Plots

Table of Contents

  1. Decile Plots
  2. Segment Plots
  3. KS Plots
  4. Marginal Plots

Decile Plots

The plot below is an example of a decile plot. The decile plot is constructed as follows:

  1. The model output is divided into 10 equal-sized groups.
  2. The average model and observed values are calculated for each group.
  3. These are plotted, along with a 95% confidence interval. The interval assumes independence of the observations.

Segment Plots

Segment plots are called that because they involved segmenting on the value of a field of interest. In construction, segment plots are similar to decile plots. However, the process of creating the segments differs. Each point on the plot is based on a level of the field we’re segmenting on.

If the segmenting field is a continuous field, then the segments are formed by the quantiles of its distribution. The groups are formed by: <.1, .1-.25, .25-.5, .5-.75, .75-.9, >.9

KS Plots

KS plots apply only to models with categorical targets. A KS plot is formed thusly:

  1. Separate the model output into two groups based on the value of the actual target. So we’ll have a set of model outputs associated with the target=0 and another with the target=1.
  2. Plot the CDF of the model output for each group.
  3. The KS is the maximum distance between the two CDFs.

Marginal Plots

The point of the marginal plot is to give an indication of the relationship between a feature and the model output. There are two rows of graphs each with 6 columns.

The six columns are based on segmenting the data based on the quantiles of the model output: > 0.9, .75-.9, .5-.75, .25-.5, .1-.25, < .1. That is, left-to-right the graphs run from high-to-low model output.
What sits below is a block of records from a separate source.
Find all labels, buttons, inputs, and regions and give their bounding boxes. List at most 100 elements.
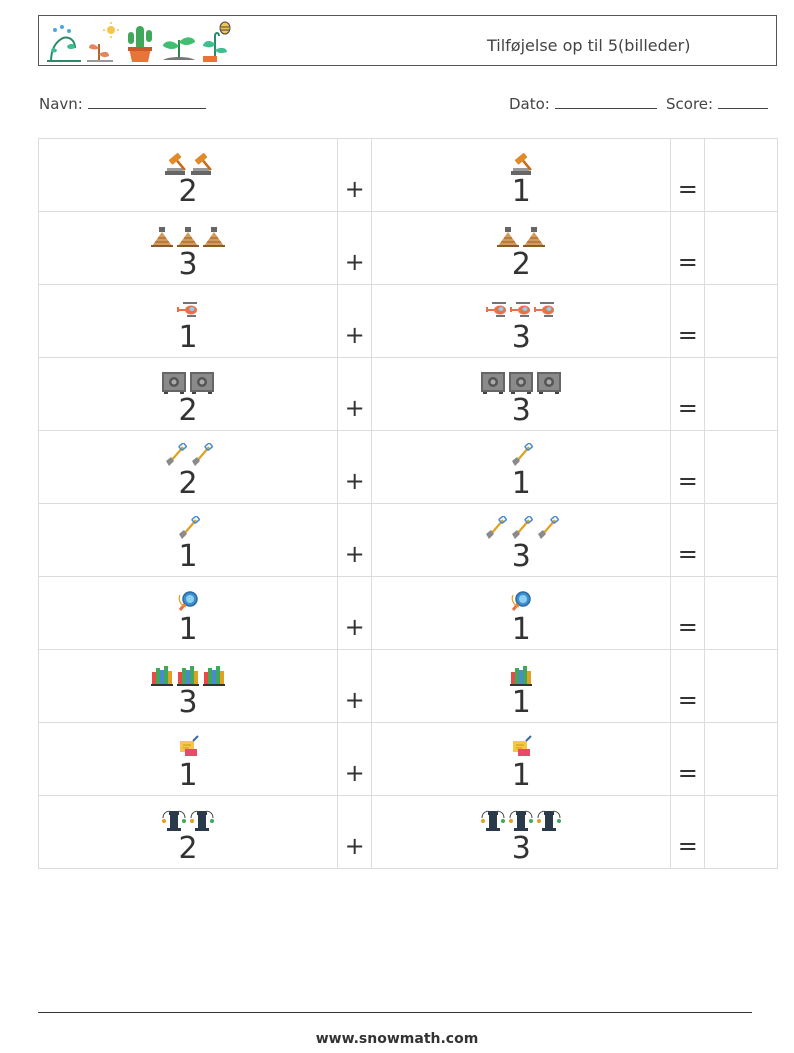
plus-sign: +	[344, 540, 365, 568]
answer-cell[interactable]	[704, 430, 778, 504]
plus-sign: +	[344, 321, 365, 349]
bee-plant-icon	[203, 21, 231, 62]
operand-b-cell: 3	[371, 357, 672, 431]
equals-sign: =	[677, 394, 698, 422]
problem-table: 2 +1 = 3 +2 = 1 +3 = 2 +3 = 2 +1 = 1 +3 = 1 +1 = 3 +1 = 1 +1 = 2 +3 =	[37, 138, 778, 869]
gavel-icon-group	[39, 147, 337, 177]
plus-cell: +	[337, 795, 373, 869]
date-blank[interactable]	[554, 94, 657, 109]
safe-icon-group	[39, 366, 337, 396]
operand-a-number: 3	[178, 247, 198, 282]
equals-sign: =	[677, 759, 698, 787]
name-blank[interactable]	[87, 94, 206, 109]
plus-sign: +	[344, 175, 365, 203]
problem-row: 1 +3 =	[37, 503, 778, 577]
magnifier-icon-group	[39, 585, 337, 615]
name-field: Navn:	[39, 94, 206, 113]
date-field: Dato:	[509, 94, 657, 113]
gavel-icon-group	[372, 147, 670, 177]
problem-row: 3 +2 =	[37, 211, 778, 285]
score-field: Score:	[666, 94, 768, 113]
answer-cell[interactable]	[704, 503, 778, 577]
operand-b-cell: 1	[371, 649, 672, 723]
equals-cell: =	[670, 576, 706, 650]
operand-b-number: 3	[511, 831, 531, 866]
chess-rook-icon-group	[372, 804, 670, 834]
equals-sign: =	[677, 321, 698, 349]
plus-cell: +	[337, 138, 373, 212]
pyramid-icon-group	[39, 220, 337, 250]
operand-b-number: 1	[511, 758, 531, 793]
plus-sign: +	[344, 467, 365, 495]
equals-sign: =	[677, 248, 698, 276]
equals-cell: =	[670, 722, 706, 796]
pyramid-icon	[150, 226, 174, 248]
plus-cell: +	[337, 284, 373, 358]
operand-b-number: 2	[511, 247, 531, 282]
operand-a-cell: 3	[37, 211, 339, 285]
helicopter-icon-group	[39, 293, 337, 323]
sun-plant-icon	[87, 22, 119, 62]
answer-cell[interactable]	[704, 649, 778, 723]
operand-a-cell: 3	[37, 649, 339, 723]
equals-cell: =	[670, 795, 706, 869]
operand-b-cell: 3	[371, 795, 672, 869]
shovel-icon-group	[39, 439, 337, 469]
operand-a-cell: 1	[37, 503, 339, 577]
equals-cell: =	[670, 503, 706, 577]
answer-cell[interactable]	[704, 138, 778, 212]
answer-cell[interactable]	[704, 284, 778, 358]
safe-icon	[537, 372, 562, 394]
plus-sign: +	[344, 759, 365, 787]
problem-row: 2 +3 =	[37, 357, 778, 431]
equals-cell: =	[670, 649, 706, 723]
answer-cell[interactable]	[704, 795, 778, 869]
equals-sign: =	[677, 832, 698, 860]
operand-b-cell: 1	[371, 430, 672, 504]
operand-b-number: 1	[511, 685, 531, 720]
equals-sign: =	[677, 175, 698, 203]
operand-b-number: 1	[511, 466, 531, 501]
equals-cell: =	[670, 430, 706, 504]
operand-a-number: 2	[178, 393, 198, 428]
problem-row: 2 +3 =	[37, 795, 778, 869]
equals-cell: =	[670, 357, 706, 431]
answer-cell[interactable]	[704, 211, 778, 285]
safe-icon-group	[372, 366, 670, 396]
plus-cell: +	[337, 649, 373, 723]
operand-b-cell: 3	[371, 284, 672, 358]
operand-a-number: 2	[178, 466, 198, 501]
plus-cell: +	[337, 357, 373, 431]
operand-b-cell: 1	[371, 722, 672, 796]
operand-a-cell: 2	[37, 795, 339, 869]
operand-a-cell: 1	[37, 722, 339, 796]
plus-cell: +	[337, 503, 373, 577]
equals-sign: =	[677, 540, 698, 568]
equals-cell: =	[670, 138, 706, 212]
chess-rook-icon	[480, 810, 506, 832]
equals-sign: =	[677, 613, 698, 641]
answer-cell[interactable]	[704, 576, 778, 650]
name-label: Navn:	[39, 95, 83, 113]
helicopter-icon-group	[372, 293, 670, 323]
magnifier-icon-group	[372, 585, 670, 615]
date-label: Dato:	[509, 95, 550, 113]
equals-sign: =	[677, 686, 698, 714]
answer-cell[interactable]	[704, 357, 778, 431]
worksheet-title: Tilføjelse op til 5(billeder)	[487, 36, 691, 55]
pyramid-icon	[202, 226, 226, 248]
score-label: Score:	[666, 95, 714, 113]
sprout-icon	[163, 37, 195, 60]
plus-sign: +	[344, 613, 365, 641]
chess-rook-icon	[536, 810, 562, 832]
answer-cell[interactable]	[704, 722, 778, 796]
sticky-note-icon-group	[39, 731, 337, 761]
operand-a-number: 1	[178, 758, 198, 793]
footer-url: www.snowmath.com	[315, 1031, 479, 1047]
problem-row: 2 +1 =	[37, 138, 778, 212]
books-icon-group	[39, 658, 337, 688]
plus-cell: +	[337, 576, 373, 650]
operand-b-cell: 1	[371, 138, 672, 212]
score-blank[interactable]	[717, 94, 768, 109]
operand-a-cell: 2	[37, 138, 339, 212]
The bottom row is the distribution of the feature within the segments. If the feature has a strong main effect, you should notice differences in the distribution.

For each graph on the top row:

  1. A random sample of rows is taken from the group.
  2. The target feature of the sample is overwritten with values that range from the 0.1 to 0.9 quantile of the feature, where the quantiles are based on its distribution within the segment. If the feature is categorical, the top 10 values in the segment are used.
  3. Box plots of the model output are created. If the feature is continuous, the boxplots are formed based on the quartiles of the feature. If it is categorical, then the levels of the feature are used.

In the graph below, you can see as the model output decreases, the distribution of FICO moves higher. Likewise, on the top row, within each graph the higher the FICO the lower the model output.